Au nombre des victimes, Rabbi Israël, père du Rab, fut arrêté, jugé puis brûlé vif, tenant précieusement un Sefer Torah contre sa poitrine. Son fils Salomon connut le même destin de martyr peu après. Soixante-dix communautés juives furent alors totalement éradiquées.
Pour échapper à ces persécutions, Rabbi Ephraïm, comme tant d'autres, quitta l'Espagne et trouva refuge au Maroc. Accueilli d'abord par la communauté de Marrakech, il gagna deux ans plus tard Hanaïm, port stratégique sur la route de l'or et des esclaves, avant de poursuivre son chemin vers Tlemcen.
L'arrivée miraculeuse de Rabbi Ephraïm Enkaoua
Un épisode extraordinaire marque l'histoire de Rabbi Ephraïm. Lors de ce périlleux voyage pour fuir l’Espagne, à la veille du Chabbat, il choisit de rester sur place, fidèle à sa foi, alors que sa caravane poursuivait sa route. Abandonné dans une contrée hostile, peuplée de brigands et de bêtes sauvages, il se retrouva face à un lion surgissant brusquement.
Revêtu de son Talith, le Rabbin récita le Psaume 91:13 : « Sur le lion et la vipère tu marcheras, tu fouleras le lionceau et le serpent ». Étonnamment, la bête féroce s'approcha, comme subjuguée, et se coucha paisiblement à ses pieds. Tout au long du Chabbat, le lion veilla sur lui, le protégeant des dangers environnants.

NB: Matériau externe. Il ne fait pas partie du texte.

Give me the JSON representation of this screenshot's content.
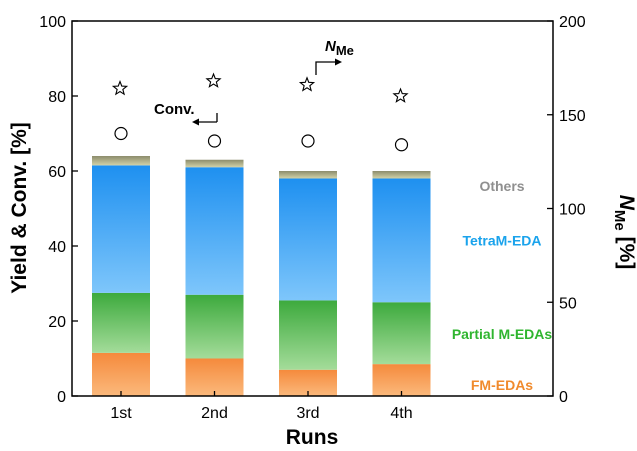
{
  "chart_data": {
    "type": "bar",
    "stacked": true,
    "categories": [
      "1st",
      "2nd",
      "3rd",
      "4th"
    ],
    "xlabel": "Runs",
    "ylabel": "Yield & Conv. [%]",
    "ylim": [
      0,
      100
    ],
    "yticks": [
      0,
      20,
      40,
      60,
      80,
      100
    ],
    "y2label_main": "N",
    "y2label_sub": "Me",
    "y2label_unit": " [%]",
    "y2lim": [
      0,
      200
    ],
    "y2ticks": [
      0,
      50,
      100,
      150,
      200
    ],
    "grid": false,
    "series": [
      {
        "name": "FM-EDAs",
        "values": [
          11.5,
          10.0,
          7.0,
          8.5
        ],
        "color_top": "#f58a3c",
        "color_bottom": "#fbb97c",
        "label_color": "#f08a2c"
      },
      {
        "name": "Partial M-EDAs",
        "values": [
          16.0,
          17.0,
          18.5,
          16.5
        ],
        "color_top": "#3daa3d",
        "color_bottom": "#a4dc9a",
        "label_color": "#2fb52f"
      },
      {
        "name": "TetraM-EDA",
        "values": [
          34.0,
          34.0,
          32.5,
          33.0
        ],
        "color_top": "#1e90f0",
        "color_bottom": "#7ec6fb",
        "label_color": "#1aa3ec"
      },
      {
        "name": "Others",
        "values": [
          2.5,
          2.0,
          2.0,
          2.0
        ],
        "color_top": "#8c8c6c",
        "color_bottom": "#d2d2a8",
        "label_color": "#8f8f8f"
      }
    ],
    "conversion": {
      "name": "Conv.",
      "axis": "left",
      "marker": "circle",
      "values": [
        70,
        68,
        68,
        67
      ]
    },
    "nme": {
      "name_main": "N",
      "name_sub": "Me",
      "axis": "right",
      "marker": "star",
      "values": [
        164,
        168,
        166,
        160
      ]
    }
  }
}
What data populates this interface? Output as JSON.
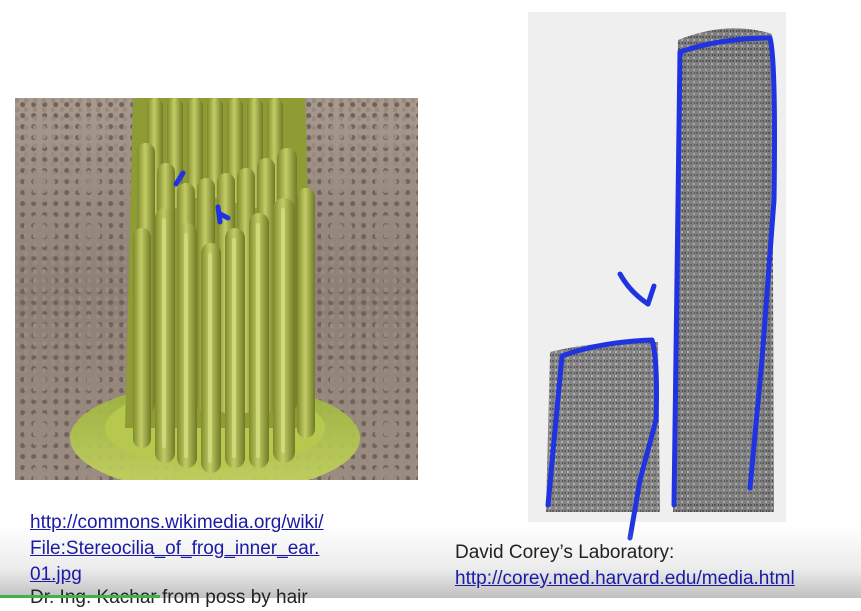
{
  "left_figure": {
    "caption_link_line1": "http://commons.wikimedia.org/wiki/",
    "caption_link_line2": "File:Stereocilia_of_frog_inner_ear.",
    "caption_link_line3": "01.jpg",
    "caption_cutoff": "Dr. Ing. Kachar from poss by hair"
  },
  "right_figure": {
    "credit": "David Corey’s Laboratory:",
    "link": "http://corey.med.harvard.edu/media.html"
  },
  "colors": {
    "ink": "#1f34e0",
    "link": "#1a1aa6",
    "stereocilia": "#a9b54a",
    "progress": "#3fb24a"
  }
}
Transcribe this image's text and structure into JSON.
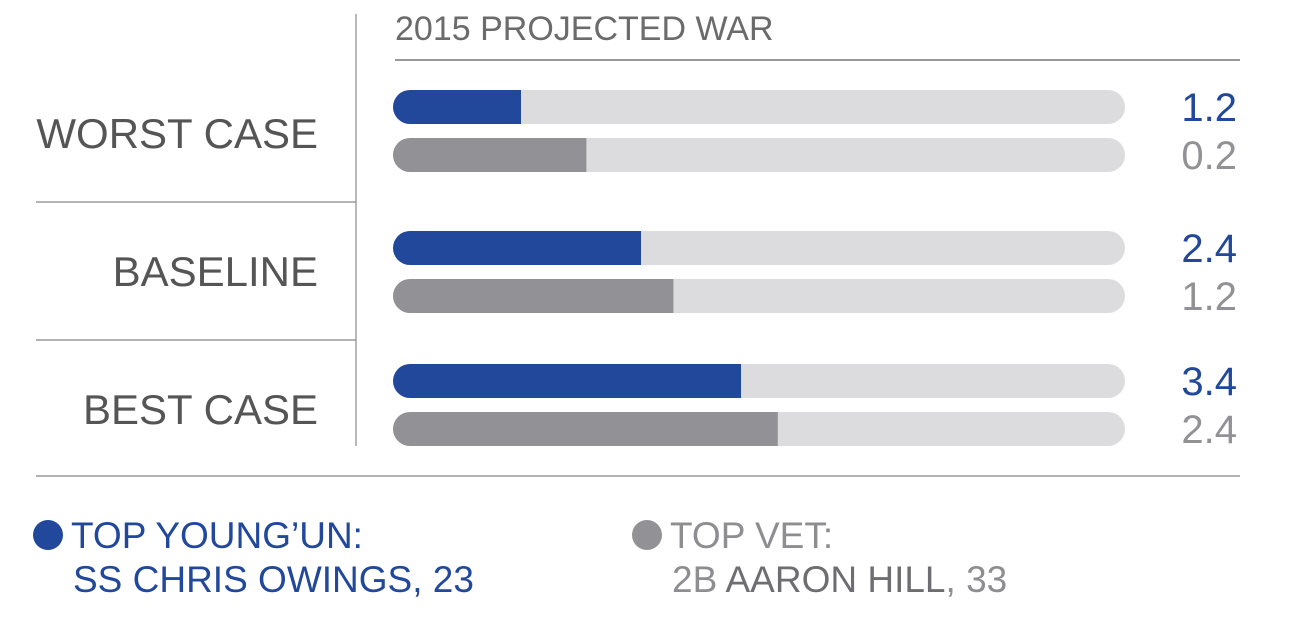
{
  "chart_data": {
    "type": "bar",
    "orientation": "horizontal",
    "title": "2015 PROJECTED WAR",
    "categories": [
      "WORST CASE",
      "BASELINE",
      "BEST CASE"
    ],
    "series": [
      {
        "name": "TOP YOUNG'UN: SS CHRIS OWINGS, 23",
        "color": "#21489a",
        "values": [
          1.2,
          2.4,
          3.4
        ],
        "labels": [
          "1.2",
          "2.4",
          "3.4"
        ]
      },
      {
        "name": "TOP VET: 2B AARON HILL, 33",
        "color": "#929296",
        "values": [
          0.2,
          1.2,
          2.4
        ],
        "labels": [
          "0.2",
          "1.2",
          "2.4"
        ]
      }
    ],
    "track_color": "#dcdcde",
    "grid": false,
    "legend_position": "bottom"
  },
  "legend": {
    "young": {
      "heading": "TOP YOUNG’UN:",
      "pos": "SS ",
      "name": "CHRIS OWINGS",
      "age": ", 23"
    },
    "vet": {
      "heading": "TOP VET:",
      "pos": "2B ",
      "name": "AARON HILL",
      "age": ", 33"
    }
  }
}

À la fin du Chabbat, le fauve tenait entre ses mâchoires un serpent dont les extrémités formaient un harnais. Rabbi Enkaoua comprit alors le signe divin : il enfourcha le lion qui le conduisit jusqu'à Tlemcen. Le récit de cette arrivée miraculeuse se répandit rapidement, amplifiant la renommée du Tsadik qui allait bientôt devenir le Rab de Tlemcen.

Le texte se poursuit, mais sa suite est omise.